In conclusion, this was the first biobehavioural survey in FSFW in Morocco. It demonstrated the feasibility of recruiting FSFW into an HIV survey and collecting sensitive behavioural and biomarker data. The findings point to a need to scale up HIV interventions and prevent further transmission in this rather large and socially vulnerable population group, particularly focusing on a subset of FSFW who engage in sex work. Future studies should aim to understand what circumstances lead FSFW to engage in sex work and factors that affect preventive behaviours, such as condom use, and uptake of services, such as HIV testing.
Handling editor Jackie A Cassell
Contributors IB, FG, AS, AB, HK, KA and AM participated in the planning and conception of the research questions and the study design. IB, FG and AS conceptualised the study design and coordinated the study implementation. SH was responsible for analysing the data. IB, SH and JB drafted the article, and all authors participated in interpreting the data and critically revising the manuscript. All authors read and approved the revised manuscript.

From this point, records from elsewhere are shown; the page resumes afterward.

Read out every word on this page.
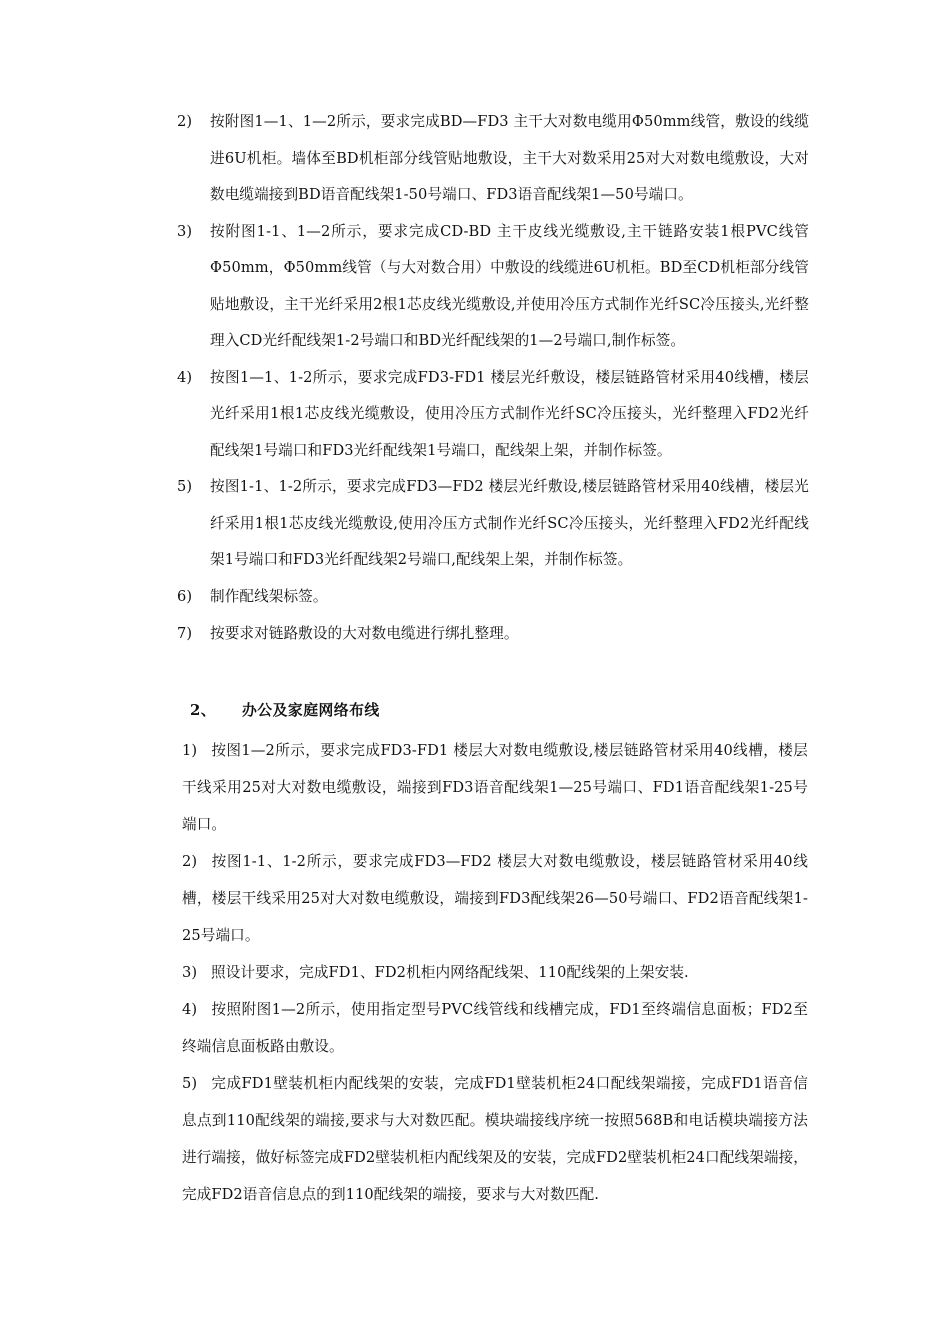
2)	按附图1—1、1—2所示，要求完成BD—FD3 主干大对数电缆用Φ50mm线管，敷设的线缆进6U机柜。墙体至BD机柜部分线管贴地敷设，主干大对数采用25对大对数电缆敷设，大对数电缆端接到BD语音配线架1-50号端口、FD3语音配线架1—50号端口。
3)	按附图1-1、1—2所示，要求完成CD-BD 主干皮线光缆敷设,主干链路安装1根PVC线管Φ50mm，Φ50mm线管（与大对数合用）中敷设的线缆进6U机柜。BD至CD机柜部分线管贴地敷设，主干光纤采用2根1芯皮线光缆敷设,并使用冷压方式制作光纤SC冷压接头,光纤整理入CD光纤配线架1-2号端口和BD光纤配线架的1—2号端口,制作标签。
4)	按图1—1、1-2所示，要求完成FD3-FD1 楼层光纤敷设，楼层链路管材采用40线槽，楼层光纤采用1根1芯皮线光缆敷设，使用冷压方式制作光纤SC冷压接头，光纤整理入FD2光纤配线架1号端口和FD3光纤配线架1号端口，配线架上架，并制作标签。
5)	按图1-1、1-2所示，要求完成FD3—FD2 楼层光纤敷设,楼层链路管材采用40线槽，楼层光纤采用1根1芯皮线光缆敷设,使用冷压方式制作光纤SC冷压接头，光纤整理入FD2光纤配线架1号端口和FD3光纤配线架2号端口,配线架上架，并制作标签。
6)	制作配线架标签。
7)	按要求对链路敷设的大对数电缆进行绑扎整理。
2、 办公及家庭网络布线
1) 按图1—2所示，要求完成FD3-FD1 楼层大对数电缆敷设,楼层链路管材采用40线槽，楼层干线采用25对大对数电缆敷设，端接到FD3语音配线架1—25号端口、FD1语音配线架1-25号端口。
2) 按图1-1、1-2所示，要求完成FD3—FD2 楼层大对数电缆敷设，楼层链路管材采用40线槽，楼层干线采用25对大对数电缆敷设，端接到FD3配线架26—50号端口、FD2语音配线架1-25号端口。
3) 照设计要求，完成FD1、FD2机柜内网络配线架、110配线架的上架安装.
4) 按照附图1—2所示，使用指定型号PVC线管线和线槽完成，FD1至终端信息面板；FD2至终端信息面板路由敷设。
5) 完成FD1壁装机柜内配线架的安装，完成FD1壁装机柜24口配线架端接，完成FD1语音信息点到110配线架的端接,要求与大对数匹配。模块端接线序统一按照568B和电话模块端接方法进行端接，做好标签完成FD2壁装机柜内配线架及的安装，完成FD2壁装机柜24口配线架端接，完成FD2语音信息点的到110配线架的端接，要求与大对数匹配.
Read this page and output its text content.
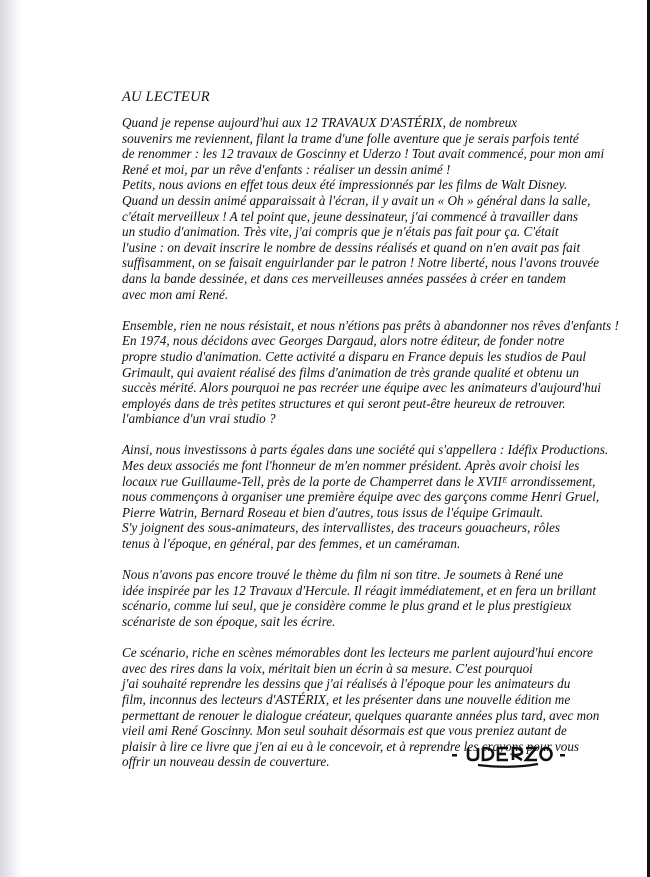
AU LECTEUR
Quand je repense aujourd'hui aux 12 TRAVAUX D'ASTÉRIX, de nombreux
souvenirs me reviennent, filant la trame d'une folle aventure que je serais parfois tenté
de renommer : les 12 travaux de Goscinny et Uderzo ! Tout avait commencé, pour mon ami
René et moi, par un rêve d'enfants : réaliser un dessin animé !
Petits, nous avions en effet tous deux été impressionnés par les films de Walt Disney.
Quand un dessin animé apparaissait à l'écran, il y avait un « Oh » général dans la salle,
c'était merveilleux ! A tel point que, jeune dessinateur, j'ai commencé à travailler dans
un studio d'animation. Très vite, j'ai compris que je n'étais pas fait pour ça. C'était
l'usine : on devait inscrire le nombre de dessins réalisés et quand on n'en avait pas fait
suffisamment, on se faisait enguirlander par le patron ! Notre liberté, nous l'avons trouvée
dans la bande dessinée, et dans ces merveilleuses années passées à créer en tandem
avec mon ami René.
Ensemble, rien ne nous résistait, et nous n'étions pas prêts à abandonner nos rêves d'enfants !
En 1974, nous décidons avec Georges Dargaud, alors notre éditeur, de fonder notre
propre studio d'animation. Cette activité a disparu en France depuis les studios de Paul
Grimault, qui avaient réalisé des films d'animation de très grande qualité et obtenu un
succès mérité. Alors pourquoi ne pas recréer une équipe avec les animateurs d'aujourd'hui
employés dans de très petites structures et qui seront peut-être heureux de retrouver.
l'ambiance d'un vrai studio ?
Ainsi, nous investissons à parts égales dans une société qui s'appellera : Idéfix Productions.
Mes deux associés me font l'honneur de m'en nommer président. Après avoir choisi les
locaux rue Guillaume-Tell, près de la porte de Champerret dans le XVIIᴱ arrondissement,
nous commençons à organiser une première équipe avec des garçons comme Henri Gruel,
Pierre Watrin, Bernard Roseau et bien d'autres, tous issus de l'équipe Grimault.
S'y joignent des sous-animateurs, des intervallistes, des traceurs gouacheurs, rôles
tenus à l'époque, en général, par des femmes, et un caméraman.
Nous n'avons pas encore trouvé le thème du film ni son titre. Je soumets à René une
idée inspirée par les 12 Travaux d'Hercule. Il réagit immédiatement, et en fera un brillant
scénario, comme lui seul, que je considère comme le plus grand et le plus prestigieux
scénariste de son époque, sait les écrire.
Ce scénario, riche en scènes mémorables dont les lecteurs me parlent aujourd'hui encore
avec des rires dans la voix, méritait bien un écrin à sa mesure. C'est pourquoi
j'ai souhaité reprendre les dessins que j'ai réalisés à l'époque pour les animateurs du
film, inconnus des lecteurs d'ASTÉRIX, et les présenter dans une nouvelle édition me
permettant de renouer le dialogue créateur, quelques quarante années plus tard, avec mon
vieil ami René Goscinny. Mon seul souhait désormais est que vous preniez autant de
plaisir à lire ce livre que j'en ai eu à le concevoir, et à reprendre les crayons pour vous
offrir un nouveau dessin de couverture.
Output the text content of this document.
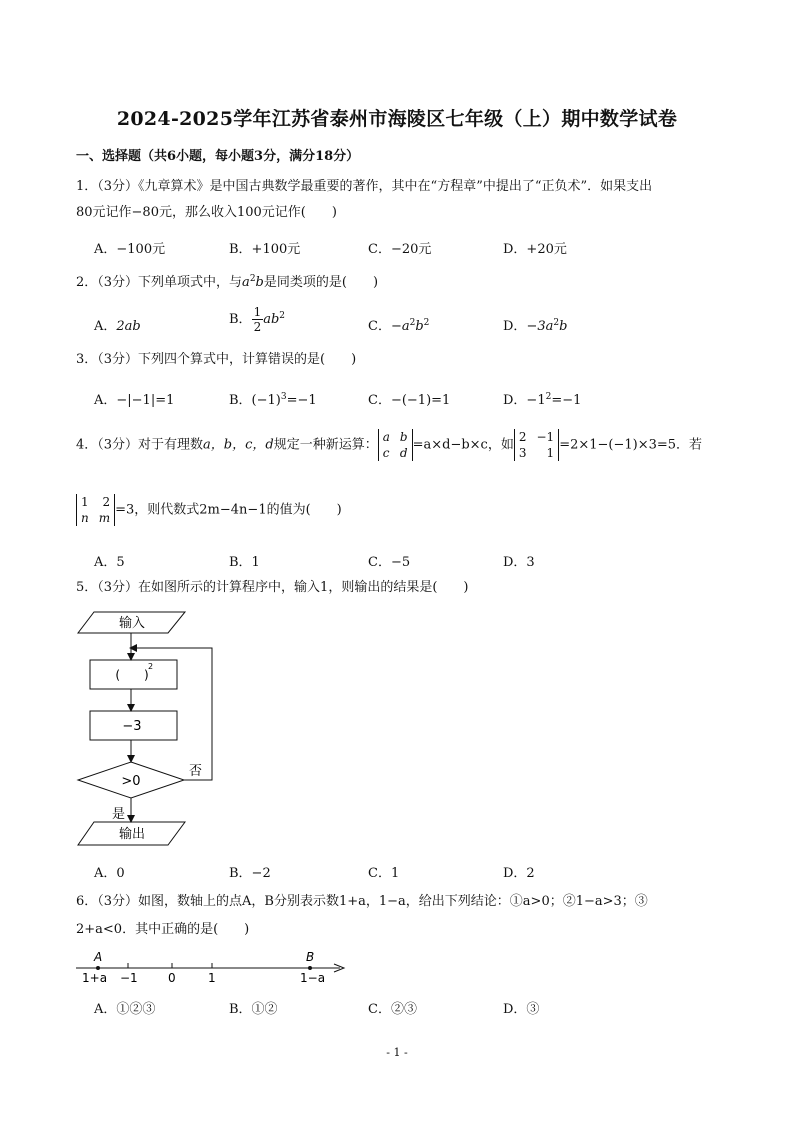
2024-2025学年江苏省泰州市海陵区七年级（上）期中数学试卷
一、选择题（共6小题，每小题3分，满分18分）
1．（3分）《九章算术》是中国古典数学最重要的著作，其中在“方程章”中提出了“正负术”．如果支出
80元记作−80元，那么收入100元记作(　　)
A．−100元	B．+100元	C．−20元	D．+20元
2．（3分）下列单项式中，与$a^2b$是同类项的是(　　)
A．2ab	B． $\frac{1}{2} ab^2$
C．$-a^2b^2$	D．$-3a^2b$
3．（3分）下列四个算式中，计算错误的是(　　)
A．−|−1|=1	B．$(-1)^3=-1$	C．−(−1)=1	D．$-1^2=-1$
4．（3分）对于有理数a，b，c，d规定一种新运算：
a b
c d
=a×d−b×c，如
2 −1
3 1
=2×1−(−1)×3=5．若
1 2
n m
=3，则代数式2m−4n−1的值为(　　)
A．5	B．1	C．−5	D．3
5．（3分）在如图所示的计算程序中，输入1，则输出的结果是(　　)
输入
(　　)
2
−3
>0
否
是
输出
A．0	B．−2	C．1	D．2
6．（3分）如图，数轴上的点A，B分别表示数1+a，1−a，给出下列结论：①a>0；②1−a>3；③
2+a<0．其中正确的是(　　)
A
1+a
B
1−a
−1	0	1
A．①②③	B．①②	C．②③	D．③
- 1 -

Funding The study was carried out by the financial support of the Ministry for Foreign and European Affairs of the Republic of Croatia and the grant of the Global Fund for AIDS, tuberculosis and malaria for the National AIDS Programme of the Kingdom of Morocco. The funders did not participate in the implementation of the study and writing up of this manuscript.
Competing interests None declared.
Patient consent Obtained.
Ethics approval Ethical Committee of the Faculty of Medicine in Casablanca.
Provenance and peer review Not commissioned; externally peer reviewed.
Data sharing statement Data are available for further publications and for planning of HIV interventions, primarily for the Ministry of Health of Morocco.